As a preacher, I think a lot about relevance. Why should anyone listen to what i have to say? Why should anybody care?  Relevance is an ambiguous word. It might mean that a sermon is relevant if it feels to the listeners that it will make a significant difference in their lives. Or it might mean that a sermon is relevant if it will make a significant difference in their lives whether they feel it or not. 
That second kind of relevance is what guides my sermons and my writing. In other words, I want to say things that are really significant for your life whether you know they are or not. My way of doing that is to stay as close as I can to what God says is important in his word, not what we think is important apart from God's word. 
So, in any given worship service a dozen young, idealistic Clarence Thomases might be present, full of anger about racism, or global warming, or abortion, or limited health care for children, or homelessness, or poverty, or the war in Iraq, or white-collar crime, or human trafficking, or the global AIDS crisis, or rampant fatherlessness, or the greed behind the subprime mortgage crisis, or the treatment of illegal aliens, or the plight of Christians just coming out of prison.  And then they hear me announce that today we are going to talk about the way a person can be born again.  And they might react like Clarence Thomas did and simply walk out and say, "That has nothing to do with the real problems this world is facing." 
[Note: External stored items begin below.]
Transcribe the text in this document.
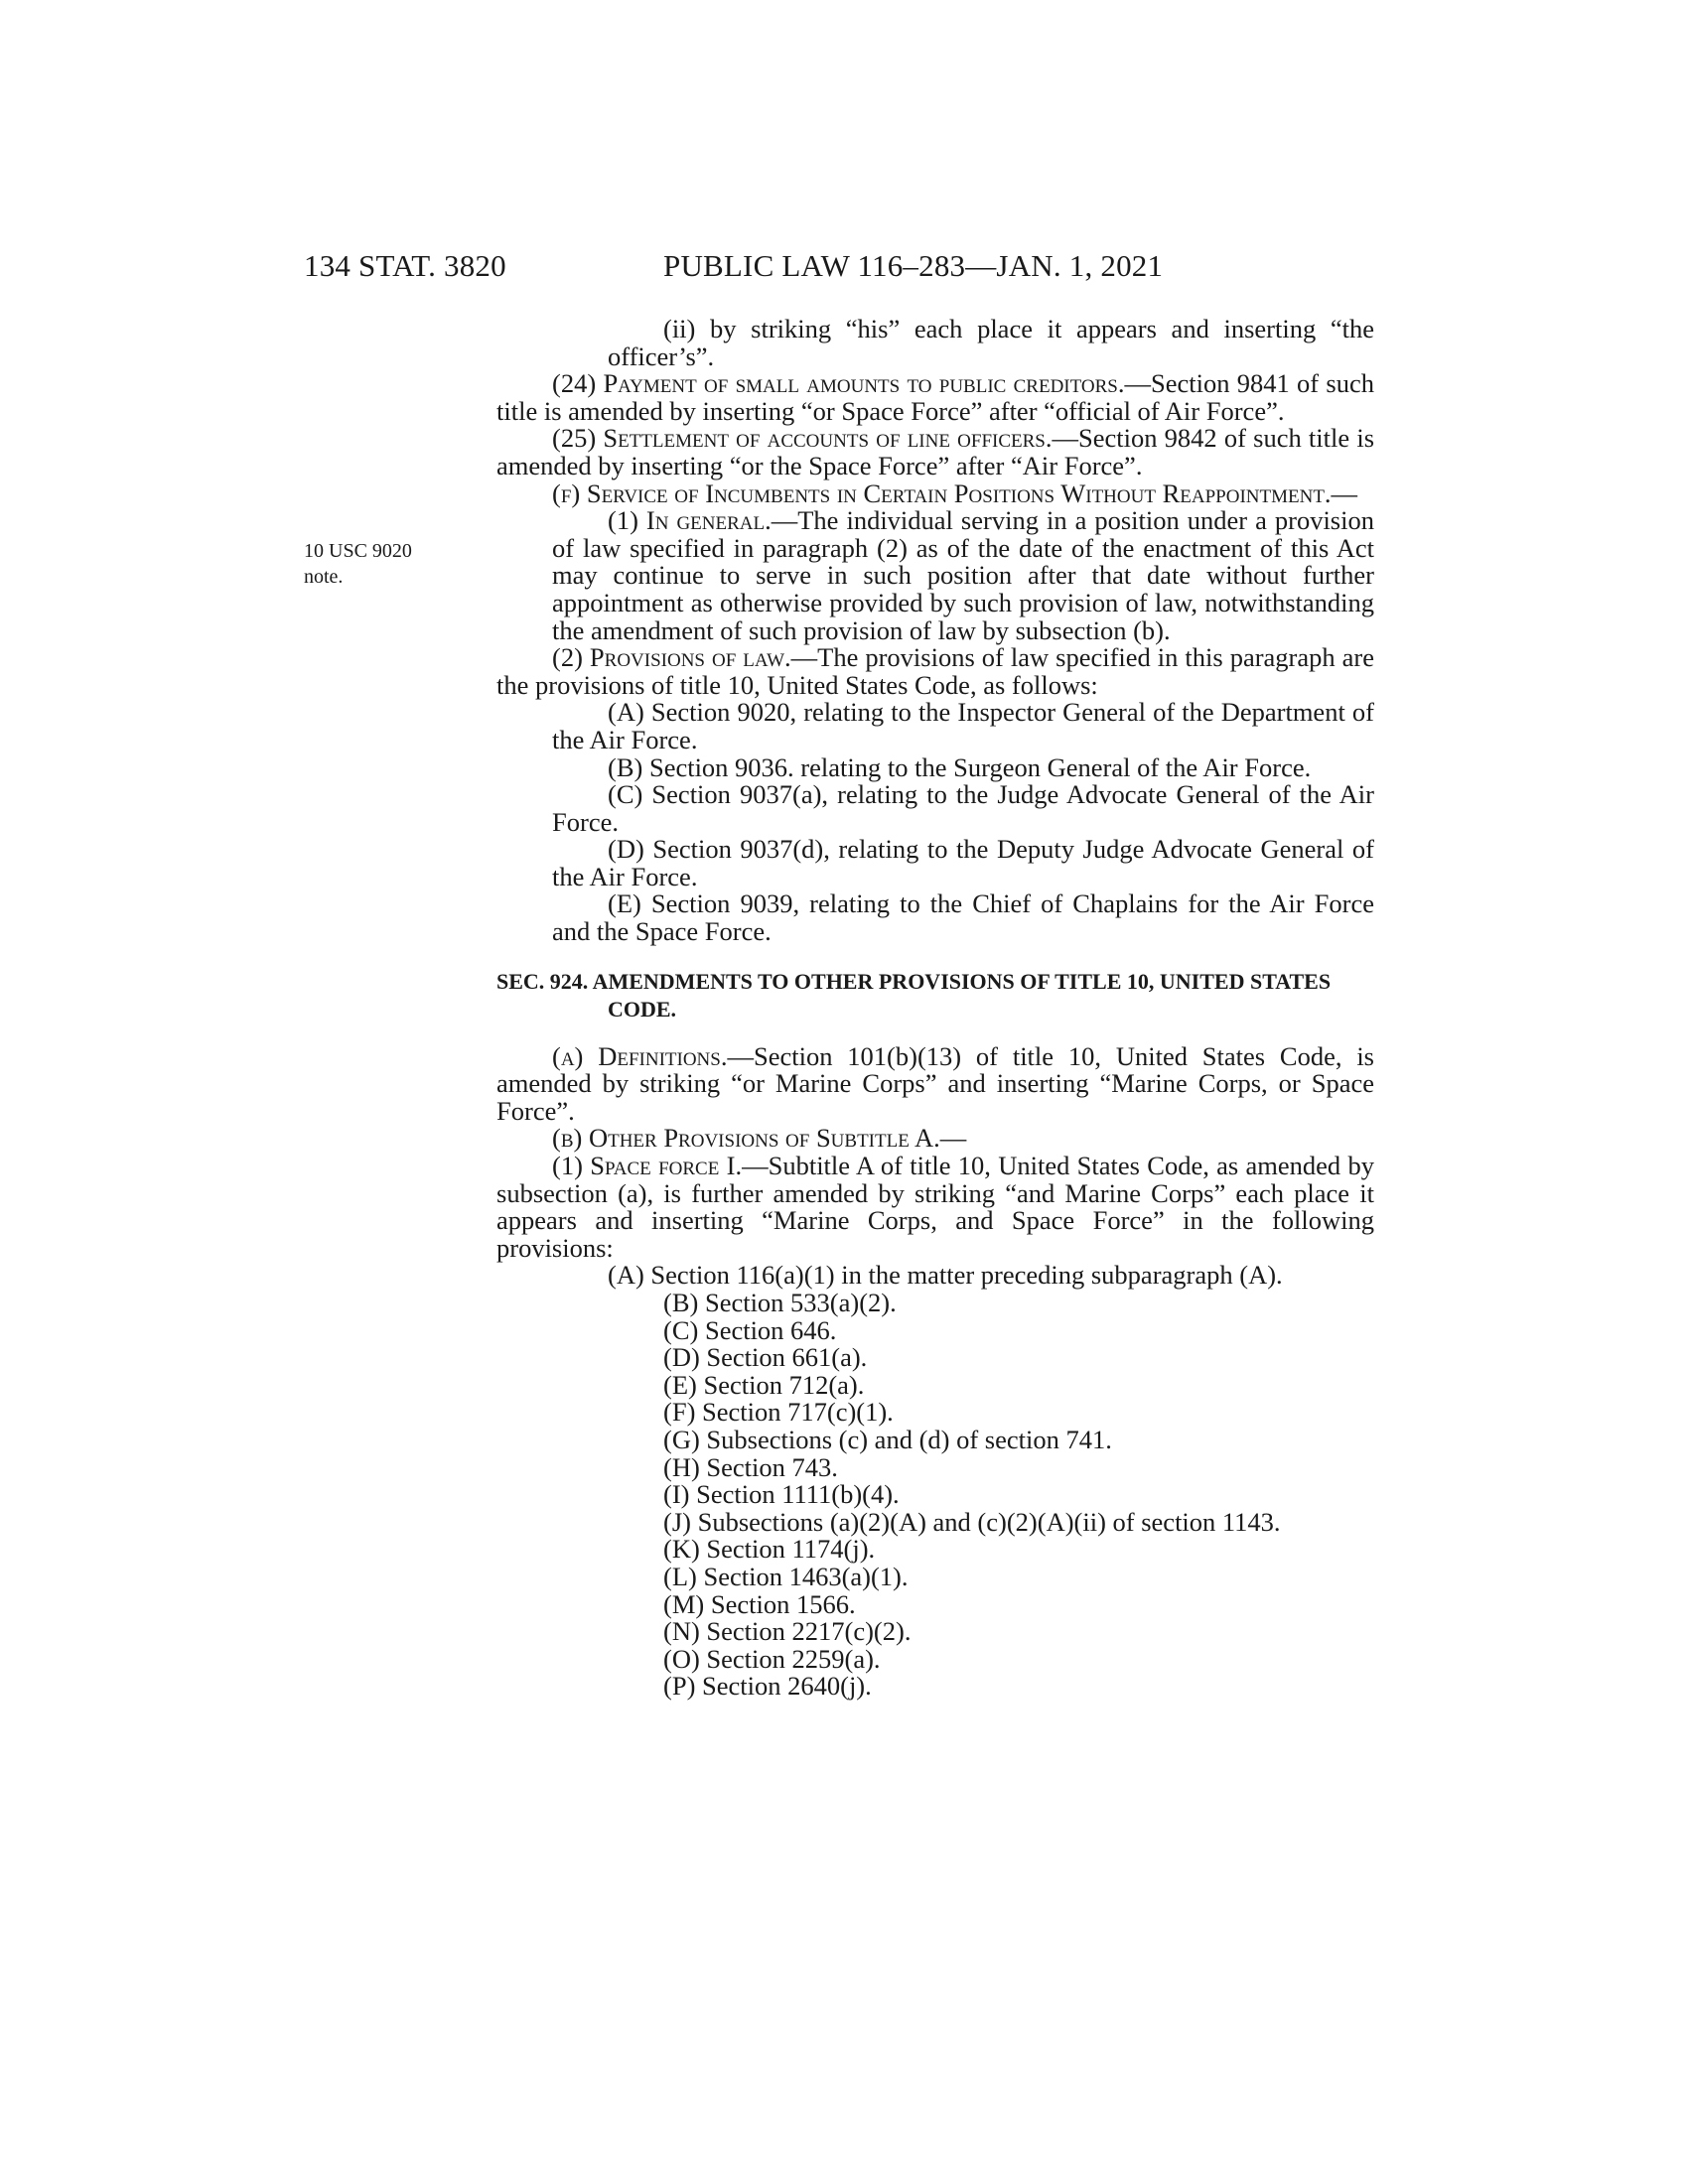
134 STAT. 3820	PUBLIC LAW 116–283—JAN. 1, 2021
10 USC 9020
note.

(ii) by striking “his” each place it appears and inserting “the officer’s”.

(24) Payment of small amounts to public creditors.—Section 9841 of such title is amended by inserting “or Space Force” after “official of Air Force”.

(25) Settlement of accounts of line officers.—Section 9842 of such title is amended by inserting “or the Space Force” after “Air Force”.

(f) Service of Incumbents in Certain Positions Without Reappointment.—

(1) In general.—The individual serving in a position under a provision of law specified in paragraph (2) as of the date of the enactment of this Act may continue to serve in such position after that date without further appointment as otherwise provided by such provision of law, notwithstanding the amendment of such provision of law by subsection (b).

(2) Provisions of law.—The provisions of law specified in this paragraph are the provisions of title 10, United States Code, as follows:

(A) Section 9020, relating to the Inspector General of the Department of the Air Force.

(B) Section 9036. relating to the Surgeon General of the Air Force.

(C) Section 9037(a), relating to the Judge Advocate General of the Air Force.

(D) Section 9037(d), relating to the Deputy Judge Advocate General of the Air Force.

(E) Section 9039, relating to the Chief of Chaplains for the Air Force and the Space Force.

SEC. 924. AMENDMENTS TO OTHER PROVISIONS OF TITLE 10, UNITED STATES CODE.

(a) Definitions.—Section 101(b)(13) of title 10, United States Code, is amended by striking “or Marine Corps” and inserting “Marine Corps, or Space Force”.

(b) Other Provisions of Subtitle A.—

(1) Space force I.—Subtitle A of title 10, United States Code, as amended by subsection (a), is further amended by striking “and Marine Corps” each place it appears and inserting “Marine Corps, and Space Force” in the following provisions:

(A) Section 116(a)(1) in the matter preceding subparagraph (A).

(B) Section 533(a)(2).

(C) Section 646.

(D) Section 661(a).

(E) Section 712(a).

(F) Section 717(c)(1).

(G) Subsections (c) and (d) of section 741.

(H) Section 743.

(I) Section 1111(b)(4).

(J) Subsections (a)(2)(A) and (c)(2)(A)(ii) of section 1143.

(K) Section 1174(j).

(L) Section 1463(a)(1).

(M) Section 1566.

(N) Section 2217(c)(2).

(O) Section 2259(a).

(P) Section 2640(j).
They would be wrong -- doubly wrong.  They would be wrong, in the first place, in failing to see that what Jesus meant by the new birth is supremely relevant for racism and global warming and abortion and health care and all the other issues of our day.  We will see in the coming chapters what the necessary fruit of the new birth looks like. 
And they would be wrong, secondly in thinking that those issues are the most important issues in life.  They aren't.  They are life-and-death issues.  But they are not the most important, because they deal with the relief of suffering during this brief earthly life, not the relief of suffering during eternity that follows. Or to put it positively, they deal with how to maximize well-being now for eighty years or so, but not with how to maximize well-being in the presence of God for eighty trillion years and more. 
My job as a pastor is to deal in what matters most, and to stay close to the revealed will of God in the Bible (so you can see it for yourselves), and to pray that, by God's grace, the young, idealistic, angry Clarence Thomases in the crowd, and everyone else, will see and feel the magnitude of what God says is important. 
Consider purchasing Finally Alive by John Piper.  I'll offer a full review of the book once I have completed it.